Jnaneshwari (Bhavartha Dipika)

by Ramchandra Keshav Bhagwat | 1954 | 284,137 words | ISBN-10: 8185208123 | ISBN-13: 9788185208121

This is verse 18.46 of the Jnaneshwari (Bhavartha-Dipika), the English translation of 13th-century Marathi commentary on the Bhagavad-Gita.—The Dnyaneshwari (Jnaneshwari) brings to light the deeper meaning of the Gita which represents the essence of the Vedic Religion. This is verse 46 of the chapter called Moksha-sannyasa-yoga.

Verse 18.46:From Whom proceeds the urge to action of all beings—by Whom all this is permeated: having propitiated HIM by his own (respective) activity, a man wins Perfection. (914)

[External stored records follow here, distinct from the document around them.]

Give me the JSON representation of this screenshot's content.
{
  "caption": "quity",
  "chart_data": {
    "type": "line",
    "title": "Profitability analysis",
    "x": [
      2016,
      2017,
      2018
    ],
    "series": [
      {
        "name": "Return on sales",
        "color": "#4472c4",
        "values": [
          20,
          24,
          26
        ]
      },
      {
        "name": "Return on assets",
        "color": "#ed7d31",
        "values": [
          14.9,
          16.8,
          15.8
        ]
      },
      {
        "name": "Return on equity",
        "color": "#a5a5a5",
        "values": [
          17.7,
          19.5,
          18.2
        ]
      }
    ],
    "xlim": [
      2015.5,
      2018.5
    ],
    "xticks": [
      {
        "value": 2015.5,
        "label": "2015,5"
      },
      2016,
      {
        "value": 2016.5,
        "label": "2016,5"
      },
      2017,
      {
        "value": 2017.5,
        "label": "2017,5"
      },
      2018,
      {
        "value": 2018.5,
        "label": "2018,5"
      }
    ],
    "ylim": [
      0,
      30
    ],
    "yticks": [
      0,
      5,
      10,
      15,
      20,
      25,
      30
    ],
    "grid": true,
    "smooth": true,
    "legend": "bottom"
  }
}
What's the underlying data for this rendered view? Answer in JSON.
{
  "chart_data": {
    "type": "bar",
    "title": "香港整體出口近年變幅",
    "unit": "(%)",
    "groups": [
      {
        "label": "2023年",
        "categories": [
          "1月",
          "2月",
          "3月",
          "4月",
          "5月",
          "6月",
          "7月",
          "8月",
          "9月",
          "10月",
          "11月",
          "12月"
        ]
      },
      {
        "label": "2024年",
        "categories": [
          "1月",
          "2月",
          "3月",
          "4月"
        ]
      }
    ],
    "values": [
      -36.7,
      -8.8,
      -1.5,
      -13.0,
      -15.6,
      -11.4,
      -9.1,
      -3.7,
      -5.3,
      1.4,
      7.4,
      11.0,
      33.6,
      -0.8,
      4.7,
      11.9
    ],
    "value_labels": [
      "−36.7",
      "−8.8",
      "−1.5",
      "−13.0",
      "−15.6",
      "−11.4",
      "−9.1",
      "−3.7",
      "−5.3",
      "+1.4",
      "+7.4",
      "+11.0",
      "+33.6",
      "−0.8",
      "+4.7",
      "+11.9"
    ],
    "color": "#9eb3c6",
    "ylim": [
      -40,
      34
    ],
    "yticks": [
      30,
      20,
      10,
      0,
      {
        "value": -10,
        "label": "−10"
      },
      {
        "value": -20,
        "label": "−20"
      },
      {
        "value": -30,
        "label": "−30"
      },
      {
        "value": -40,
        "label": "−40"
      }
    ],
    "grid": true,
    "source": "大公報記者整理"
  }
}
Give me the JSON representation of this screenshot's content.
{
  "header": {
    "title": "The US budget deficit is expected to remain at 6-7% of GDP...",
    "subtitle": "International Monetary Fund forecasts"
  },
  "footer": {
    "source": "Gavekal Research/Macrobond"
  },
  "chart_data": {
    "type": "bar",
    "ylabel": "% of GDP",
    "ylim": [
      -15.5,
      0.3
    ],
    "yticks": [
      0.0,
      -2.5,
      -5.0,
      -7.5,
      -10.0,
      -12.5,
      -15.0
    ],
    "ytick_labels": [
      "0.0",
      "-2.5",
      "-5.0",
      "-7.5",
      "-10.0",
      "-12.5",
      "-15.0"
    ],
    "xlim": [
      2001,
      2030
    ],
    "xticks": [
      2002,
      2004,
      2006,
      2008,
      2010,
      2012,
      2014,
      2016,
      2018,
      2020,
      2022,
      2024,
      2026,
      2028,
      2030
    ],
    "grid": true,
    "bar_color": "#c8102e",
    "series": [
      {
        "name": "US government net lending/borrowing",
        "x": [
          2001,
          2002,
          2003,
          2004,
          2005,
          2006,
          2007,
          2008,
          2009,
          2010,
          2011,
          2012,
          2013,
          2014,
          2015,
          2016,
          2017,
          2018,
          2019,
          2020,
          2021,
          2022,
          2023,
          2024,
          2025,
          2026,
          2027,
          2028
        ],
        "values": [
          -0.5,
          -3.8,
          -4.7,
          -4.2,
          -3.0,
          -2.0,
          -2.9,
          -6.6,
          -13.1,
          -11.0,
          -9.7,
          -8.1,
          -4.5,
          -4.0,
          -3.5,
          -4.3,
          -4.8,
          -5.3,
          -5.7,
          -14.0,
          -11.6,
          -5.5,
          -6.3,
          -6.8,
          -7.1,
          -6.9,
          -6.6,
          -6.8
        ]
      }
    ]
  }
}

Commentary called Jnaneshwari by Jnaneshwar:

Therefore, such (service) is not (only) a performance of prescribed duties but is conforming to His wishes,—He from Whom is created this universe of the beings, He Who prepares the dolls in the form of beings from rags in the form of ignorance, and makes them (dolls) dance to the movements (pulling) of the string in the form of egotism, made by twisting together the three Guna-constituents, He Who like a lamp pervades by His own light the entire universe—if he (the seeker) worships such God pervading the hearts of all beings, by dedicating to Him, the flowers in the form of performance of the prescribed duties,—such worship propitiates Him very highly. And when the Supreme Soul gets propitiated with such service, He grants to the devotee (him) doing such service the miraculous gift of asceticism as a token of his favour (prasāda) and when in such an ascetic state he keeps on thinking of nothing else but God (īśvarācenīvedhavaśe), he (the being) feels the entire universe as filthy as the very vomit. Such a devotee feels the aggregate of pleasures as pains, in the way, a virtuous woman with her husband far away, considers her life a burden and torture on account of her intense anxiety for her absent lord. The importance of the knowledge is so great that even before the actual attainment of the knowledge of the Supreme, the very intense longing for it, makes one identify oneself with it. Therefore one who prays and practises vows for liberation should follow very earnestly his own religion (do religious duties).